VI
Middle class suburban prosperity was not the atmosphere to produce the best results from Wynne Rendall’s active, sensitive brain. He could not understand his parents, and they did not attempt to understand him. His elder brother and sister, being three and four years his senior, left him outside their reckoning. They played sedate games, in which he was never invited to take part. To tell the truth, he had little enough inclination, for most of their ideas of entertainment revolved round commercial enterprise, which he cordially disliked. His brother would build a shop with the towel-horse, stock it with nursery rubbish, and sell the goods, after much ill-humoured bartering, to his sister. She, poor child, in spite of frequent importunities, never once was allowed to play the rôle of shopkeeper, but continued as a permanent customer until the game had lost its relish.
Thus Wynne was thrown very much on his own resources. He read voraciously whatever books he could procure, and spent a deal of time working out his own intricate little thoughts.
Somewhere at the back of his head was a strong conviction that the world held finer things than those surrounding him. To strengthen this belief were certain passages in the books he read. On the whole, however, he was rather disappointed with reading. This in itself was not surprising, in view of the quality of the books to which he had access. It seemed to him that a man might very easily devise more romantic imaginings than any with which he had come into contact.

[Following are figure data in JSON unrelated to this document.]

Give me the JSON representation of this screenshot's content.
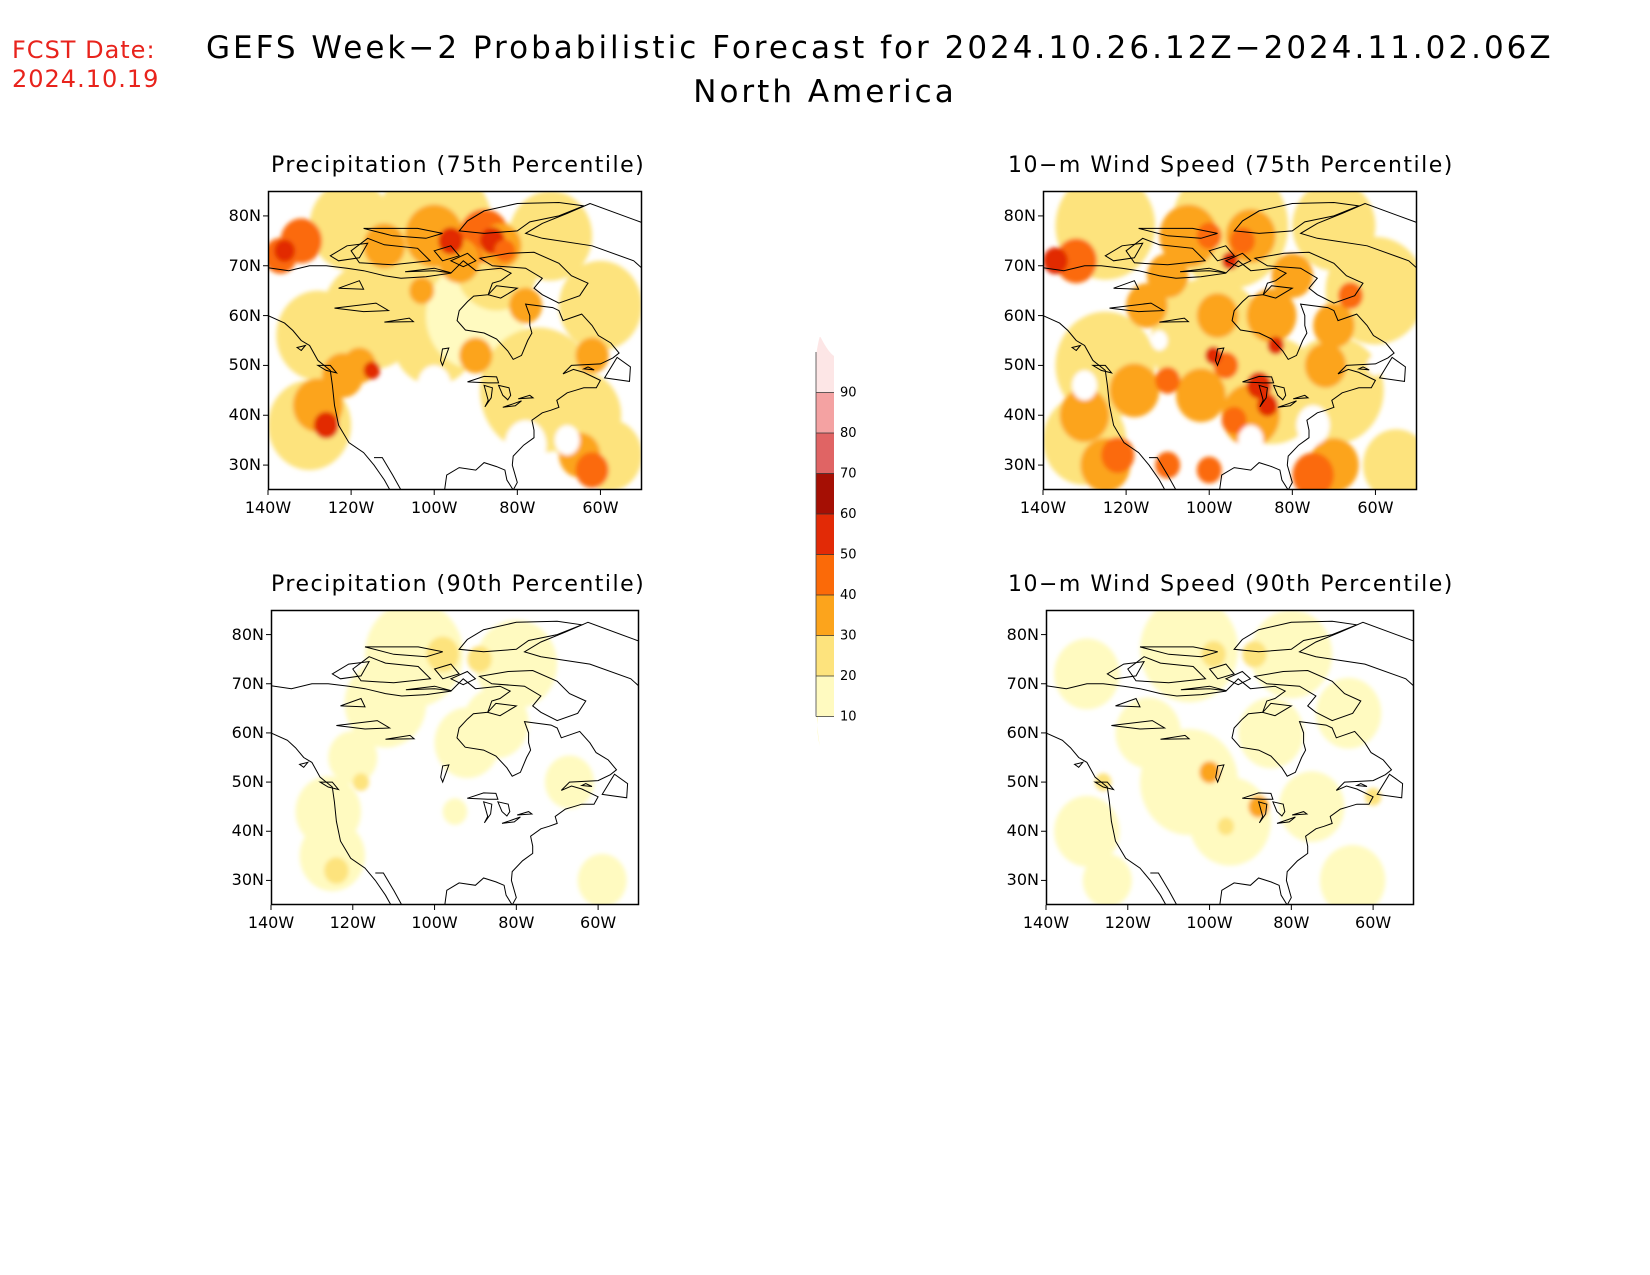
{
  "header": {
    "fcst_label": "FCST Date:",
    "fcst_date": "2024.10.19",
    "title": "GEFS Week−2 Probabilistic Forecast for 2024.10.26.12Z−2024.11.02.06Z",
    "subtitle": "North America"
  },
  "panels": [
    {
      "id": "precip75",
      "title": "Precipitation (75th Percentile)",
      "level": "high"
    },
    {
      "id": "wind75",
      "title": "10−m Wind Speed (75th Percentile)",
      "level": "high"
    },
    {
      "id": "precip90",
      "title": "Precipitation (90th Percentile)",
      "level": "low"
    },
    {
      "id": "wind90",
      "title": "10−m Wind Speed (90th Percentile)",
      "level": "low"
    }
  ],
  "axes": {
    "lat_labels": [
      "80N",
      "70N",
      "60N",
      "50N",
      "40N",
      "30N"
    ],
    "lon_labels": [
      "140W",
      "120W",
      "100W",
      "80W",
      "60W"
    ]
  },
  "colorbar": {
    "levels": [
      "10",
      "20",
      "30",
      "40",
      "50",
      "60",
      "70",
      "80",
      "90"
    ],
    "colors": [
      "#fffac0",
      "#fde37d",
      "#fca41c",
      "#fb6a08",
      "#e22a06",
      "#a50f04",
      "#e06464",
      "#f4a2a2",
      "#fde6e6"
    ]
  }
}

To test the truth of this theory, he took a pencil stump and some paper into the garden and tried to write about pleasing things. But the words he desired were hard to find, hard to spell, and difficult to string together. So, instead, he decided to draw the little Princess who was the heroine of his unwritten tale. In this he was more successful and achieved a dainty little figure with an agreeable smile. To some extent this pleased him, but not altogether. He was painfully conscious that her feet were clumsy, and her eyes ill drawn, and that the picture did not express half he desired to express. A picture was stationary, and lacked the movement and variety of words. Words could describe the picture, but the picture could not speak the words. Thus his first artistic experiment was fraught with disappointment. As luck would have it, his father chanced by and flicked the paper from his fingers.
“What’s this, eh?” he demanded. “Wasting your time drawing! Why aren’t you at play?”

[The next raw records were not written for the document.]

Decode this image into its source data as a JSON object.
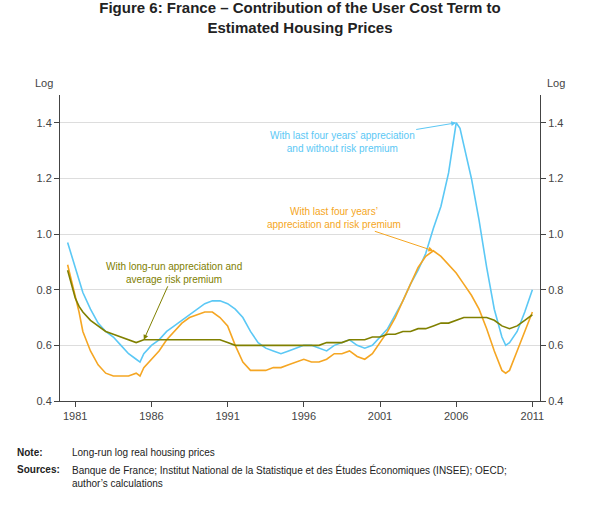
{
  "chart_data": {
    "type": "line",
    "title": "Figure 6: France – Contribution of the User Cost Term to\nEstimated Housing Prices",
    "y_label": "Log",
    "y2_label": "Log",
    "xlim": [
      1980.0,
      2011.5
    ],
    "xticks": [
      1981,
      1986,
      1991,
      1996,
      2001,
      2006,
      2011
    ],
    "ylim": [
      0.4,
      1.5
    ],
    "yticks": [
      0.4,
      0.6,
      0.8,
      {
        "value": 1.0,
        "label": "1.0"
      },
      1.2,
      1.4
    ],
    "y2lim": [
      0.4,
      1.5
    ],
    "y2ticks": [
      0.4,
      0.6,
      0.8,
      {
        "value": 1.0,
        "label": "1.0"
      },
      1.2,
      1.4
    ],
    "grid": true,
    "series": [
      {
        "name": "With last four years’ appreciation\nand without risk premium",
        "color": "#5BC8F5",
        "x": [
          1980.5,
          1981.0,
          1981.25,
          1981.5,
          1982.0,
          1982.5,
          1983.0,
          1983.5,
          1984.0,
          1984.5,
          1985.0,
          1985.25,
          1985.5,
          1986.0,
          1986.5,
          1987.0,
          1987.5,
          1988.0,
          1988.5,
          1989.0,
          1989.5,
          1990.0,
          1990.5,
          1991.0,
          1991.5,
          1992.0,
          1992.5,
          1993.0,
          1993.5,
          1994.0,
          1994.5,
          1995.0,
          1995.5,
          1996.0,
          1996.5,
          1997.0,
          1997.5,
          1998.0,
          1998.5,
          1999.0,
          1999.5,
          2000.0,
          2000.5,
          2001.0,
          2001.5,
          2002.0,
          2002.5,
          2003.0,
          2003.5,
          2004.0,
          2004.5,
          2005.0,
          2005.5,
          2006.0,
          2006.25,
          2006.5,
          2007.0,
          2007.5,
          2008.0,
          2008.5,
          2009.0,
          2009.25,
          2009.5,
          2010.0,
          2010.5,
          2011.0
        ],
        "values": [
          0.97,
          0.88,
          0.84,
          0.79,
          0.73,
          0.68,
          0.65,
          0.63,
          0.6,
          0.57,
          0.55,
          0.54,
          0.57,
          0.6,
          0.62,
          0.65,
          0.67,
          0.69,
          0.71,
          0.73,
          0.75,
          0.76,
          0.76,
          0.75,
          0.73,
          0.7,
          0.65,
          0.61,
          0.59,
          0.58,
          0.57,
          0.58,
          0.59,
          0.6,
          0.6,
          0.59,
          0.58,
          0.6,
          0.61,
          0.62,
          0.6,
          0.59,
          0.6,
          0.63,
          0.66,
          0.71,
          0.76,
          0.82,
          0.87,
          0.93,
          1.02,
          1.1,
          1.22,
          1.4,
          1.38,
          1.32,
          1.2,
          1.05,
          0.88,
          0.73,
          0.63,
          0.6,
          0.61,
          0.65,
          0.72,
          0.8
        ]
      },
      {
        "name": "With last four years’\nappreciation and risk premium",
        "color": "#F5A623",
        "x": [
          1980.5,
          1981.0,
          1981.25,
          1981.5,
          1982.0,
          1982.5,
          1983.0,
          1983.5,
          1984.0,
          1984.5,
          1985.0,
          1985.25,
          1985.5,
          1986.0,
          1986.5,
          1987.0,
          1987.5,
          1988.0,
          1988.5,
          1989.0,
          1989.5,
          1990.0,
          1990.5,
          1991.0,
          1991.5,
          1992.0,
          1992.5,
          1993.0,
          1993.5,
          1994.0,
          1994.5,
          1995.0,
          1995.5,
          1996.0,
          1996.5,
          1997.0,
          1997.5,
          1998.0,
          1998.5,
          1999.0,
          1999.5,
          2000.0,
          2000.5,
          2001.0,
          2001.5,
          2002.0,
          2002.5,
          2003.0,
          2003.5,
          2004.0,
          2004.5,
          2005.0,
          2005.5,
          2006.0,
          2006.5,
          2007.0,
          2007.5,
          2008.0,
          2008.5,
          2009.0,
          2009.25,
          2009.5,
          2010.0,
          2010.5,
          2011.0
        ],
        "values": [
          0.89,
          0.78,
          0.72,
          0.65,
          0.58,
          0.53,
          0.5,
          0.49,
          0.49,
          0.49,
          0.5,
          0.49,
          0.52,
          0.55,
          0.58,
          0.62,
          0.65,
          0.68,
          0.7,
          0.71,
          0.72,
          0.72,
          0.7,
          0.67,
          0.6,
          0.54,
          0.51,
          0.51,
          0.51,
          0.52,
          0.52,
          0.53,
          0.54,
          0.55,
          0.54,
          0.54,
          0.55,
          0.57,
          0.57,
          0.58,
          0.56,
          0.55,
          0.57,
          0.61,
          0.65,
          0.7,
          0.76,
          0.82,
          0.88,
          0.92,
          0.94,
          0.92,
          0.89,
          0.86,
          0.82,
          0.78,
          0.73,
          0.66,
          0.58,
          0.51,
          0.5,
          0.51,
          0.58,
          0.65,
          0.72
        ]
      },
      {
        "name": "With long-run appreciation and\naverage risk premium",
        "color": "#808000",
        "x": [
          1980.5,
          1981.0,
          1981.25,
          1981.5,
          1982.0,
          1982.5,
          1983.0,
          1983.5,
          1984.0,
          1984.5,
          1985.0,
          1985.5,
          1986.0,
          1986.5,
          1987.0,
          1987.5,
          1988.0,
          1988.5,
          1989.0,
          1989.5,
          1990.0,
          1990.5,
          1991.0,
          1991.5,
          1992.0,
          1992.5,
          1993.0,
          1993.5,
          1994.0,
          1994.5,
          1995.0,
          1995.5,
          1996.0,
          1996.5,
          1997.0,
          1997.5,
          1998.0,
          1998.5,
          1999.0,
          1999.5,
          2000.0,
          2000.5,
          2001.0,
          2001.5,
          2002.0,
          2002.5,
          2003.0,
          2003.5,
          2004.0,
          2004.5,
          2005.0,
          2005.5,
          2006.0,
          2006.5,
          2007.0,
          2007.5,
          2008.0,
          2008.5,
          2009.0,
          2009.5,
          2010.0,
          2010.5,
          2011.0
        ],
        "values": [
          0.87,
          0.77,
          0.74,
          0.72,
          0.69,
          0.67,
          0.65,
          0.64,
          0.63,
          0.62,
          0.61,
          0.62,
          0.62,
          0.62,
          0.62,
          0.62,
          0.62,
          0.62,
          0.62,
          0.62,
          0.62,
          0.62,
          0.61,
          0.6,
          0.6,
          0.6,
          0.6,
          0.6,
          0.6,
          0.6,
          0.6,
          0.6,
          0.6,
          0.6,
          0.6,
          0.61,
          0.61,
          0.61,
          0.62,
          0.62,
          0.62,
          0.63,
          0.63,
          0.64,
          0.64,
          0.65,
          0.65,
          0.66,
          0.66,
          0.67,
          0.68,
          0.68,
          0.69,
          0.7,
          0.7,
          0.7,
          0.7,
          0.69,
          0.67,
          0.66,
          0.67,
          0.69,
          0.71
        ]
      }
    ],
    "notes": [
      {
        "label": "Note:",
        "text": "Long-run log real housing prices"
      },
      {
        "label": "Sources:",
        "text": "Banque de France; Institut National de la Statistique et des Études Économiques (INSEE); OECD;\nauthor’s calculations"
      }
    ]
  }
}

“I’m ’musing myself,” replied Wynne, sulkily.
“You amuse yourself with a ball, then, like anybody else.”
It is curious how closely a ball is associated with amusement. The average man is incapable of realizing entertainment that does not include the use of a ball. Reputations have been made and lost through ability or inability to handle it in the proper manner. A man is considered a very poor sort of fellow if he expresses disdain and contempt for the ball. Conceive the catastrophic consequences that would result if a law were passed forbidding the manufacture of balls? A shudder runs through the healthy-minded at the bare thought of such a thing.
Mr. Rendall’s anger can readily be appreciated, then, when his son made answer:
“There isn’t any fun in that.”
“No fun?” roared Mr. Rendall. “Time you got some proper ideas into your head, young fellow. Be ashamed of yourself! Fetch a ball from the nursery at once, and let me see you enjoying yourself with it, or you’ll hear something. Understand this, too—there’s not going to be any drawing in this household, or a lot of damn high-falutin artistic business either. Get that into your head as soon as you can. Be off.”
Ten minutes later, in a white heat of fury, Wynne was savagely kicking a silly woollen ball from one end of the grass patch to the other.
“That’s not the way,” said his father.
“Damn the ball,” screamed Wynne, and made his first acquaintance with a willow twig across the back.